OK, I needed to make some serious time here. I was now due in June Lake, CA in T-15 hrs approximately. I had dawdled in Hatch long enough, and it was time to put hefty miles behind me. I cranked up the local country station and cruised on in to Cedar City, UT around 4 pm. After briefly contemplating getting tires yet again I decided against it (again) when the nice gentleman from the local tire shop hit me with a $700 quote. I instead found a wifi hotspot @ The Pastry Pub, had a delicious mango smoothie, checked emails and Facebooked for awhile. I then decided to go get my nails did. After only a few weeks they were looking pretty rough, and one must keep up appearances doncha know when “glamping”. :)
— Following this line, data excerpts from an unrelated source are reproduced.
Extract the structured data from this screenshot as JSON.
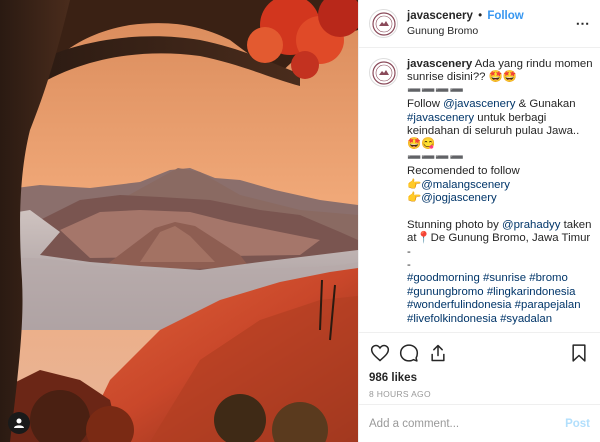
{
  "post": {
    "username": "javascenery",
    "separator": "•",
    "follow_label": "Follow",
    "location": "Gunung Bromo",
    "more_icon": "more-horizontal-icon"
  },
  "caption": {
    "lines": [
      [
        {
          "t": "javascenery",
          "cls": "cap-user"
        },
        {
          "t": " Ada yang rindu momen"
        }
      ],
      [
        {
          "t": "sunrise disini?? 🤩🤩"
        }
      ],
      [
        {
          "t": "➖➖➖➖"
        }
      ],
      [
        {
          "t": "Follow "
        },
        {
          "t": "@javascenery",
          "cls": "link"
        },
        {
          "t": " & Gunakan"
        }
      ],
      [
        {
          "t": "#javascenery",
          "cls": "link"
        },
        {
          "t": " untuk berbagi"
        }
      ],
      [
        {
          "t": "keindahan di seluruh pulau Jawa.."
        }
      ],
      [
        {
          "t": "🤩😋"
        }
      ],
      [
        {
          "t": "➖➖➖➖"
        }
      ],
      [
        {
          "t": "Recomended to follow"
        }
      ],
      [
        {
          "t": "👉"
        },
        {
          "t": "@malangscenery",
          "cls": "link"
        }
      ],
      [
        {
          "t": "👉"
        },
        {
          "t": "@jogjascenery",
          "cls": "link"
        }
      ],
      [
        {
          "t": ""
        }
      ],
      [
        {
          "t": "Stunning photo by "
        },
        {
          "t": "@prahadyy",
          "cls": "link"
        },
        {
          "t": " taken"
        }
      ],
      [
        {
          "t": "at📍De Gunung Bromo, Jawa Timur"
        }
      ],
      [
        {
          "t": "-"
        }
      ],
      [
        {
          "t": "-"
        }
      ],
      [
        {
          "t": "#goodmorning",
          "cls": "link"
        },
        {
          "t": " "
        },
        {
          "t": "#sunrise",
          "cls": "link"
        },
        {
          "t": " "
        },
        {
          "t": "#bromo",
          "cls": "link"
        }
      ],
      [
        {
          "t": "#gunungbromo",
          "cls": "link"
        },
        {
          "t": " "
        },
        {
          "t": "#lingkarindonesia",
          "cls": "link"
        }
      ],
      [
        {
          "t": "#wonderfulindonesia",
          "cls": "link"
        },
        {
          "t": " "
        },
        {
          "t": "#parapejalan",
          "cls": "link"
        }
      ],
      [
        {
          "t": "#livefolkindonesia",
          "cls": "link"
        },
        {
          "t": " "
        },
        {
          "t": "#syadalan",
          "cls": "link"
        }
      ]
    ]
  },
  "actions": {
    "icons": [
      "heart-icon",
      "comment-icon",
      "share-icon",
      "bookmark-icon"
    ],
    "likes": "986 likes",
    "timestamp": "8 HOURS AGO"
  },
  "comment_box": {
    "placeholder": "Add a comment...",
    "post_label": "Post"
  },
  "colors": {
    "link": "#003569",
    "follow": "#3897f0",
    "post_disabled": "#b2dffc"
  }
}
The nail salon was very average, your typical, and as I settled in the young lady next to me was having the movie “The Proposal”, with Sandra Bullock and Ryan Reynolds explained to her. Having not owned a TV in over 2 yrs, it was a few moments before I realized the reason they were talking about the movie was because it was playing up on the screen in the salon. I LOVE this film, as I absolutely adore Betty White & Sandy, so naturally I chimed right in & butted in on their conversation. “OMG, I love this scene, this is my favorite part of the whole movie right here” - and it was - the part where Sandra comes upon Betty’s character in the woods and she is dressed as an Indian maiden chanting around the fire. She encourages Sandra to do the same and the only thing she can think of to chant is, “To the window, to the wall! Sweat drips down my balls!” Yep, a true classic. Betty White, you are an icon that will forever live up on the big screen and I love you so much. The movie has a terrific cast as well, with Mary Steenburgen, Craig T. Nelson, and a host of others. If you’ve never seen it, now you have homework.
So anyway, none of this is the point of this chapter. The point is that in discussing the movie, the previously stated young lady next to me starts telling all of us this fabulously unbelievable story of the guy she has just started dating. Of course I was all ears, what with my expertise of doomed relationships - yeah right honey, I thought, they’re all great in the beginning, aren't they? What she told next was something right out of her own movie.
She was friends with a woman whose son had recently been divorced - he lives in New York City & works on Wall St. He had custody of his three kids since his ex was an evil bitch of epic proportions in more ways than one and had almost killed herself and the kids driving drunk. The young lady next to me also was divorced with three kids. Instant Brady Bunch. Wait, it gets better (that's better? I'd fucking run like hell if I was about to hook up with a guy who was going to potentially double the amount of work I would be expected to do by raising HIS kids too if we got married!)
It comes time for their first date and he flies back home to Cedar City. He has planned out the whole day, from brunch to a hike @ sunset. After the sun sets he pulls out a portable projector and proceeds to show “The Great Gatsby” upon a rock. He then pulls out a blanket for them to snuggle under for the next 3 hrs. ?????? You're kidding me with this shit. I have NEVER in the whole history of my years of dating met a guy like this. I’m more convinced than ever that they are an almost extinct breed. I seethe with ever so mild jealousy as my massage chair struggles to keep up with my tension.
She prattles on happily and I am happy for her. Good, at least it’s happening to some women out there - they are meeting young, good looking, rich, single men who dress sharp and work on Wall St., what’s the big deal (cue mild jealousy again). Finally, we finish up our pedicures and nails; the movie has ended and the salon is closing. As we all walk out together, she informs us that he is flying her to LA tomorrow and has instructed her to “be prepared to be spoiled”. I give her my contact info and urge her to keep in touch - I'm dying to know how this story ends.
p.s. She contacted me a few days after posting this and told me that they had stayed in The Standard Hotel, had visited Fonda, and dined at the Chateau Marmont - spoilage indeed. This guy's good - so far.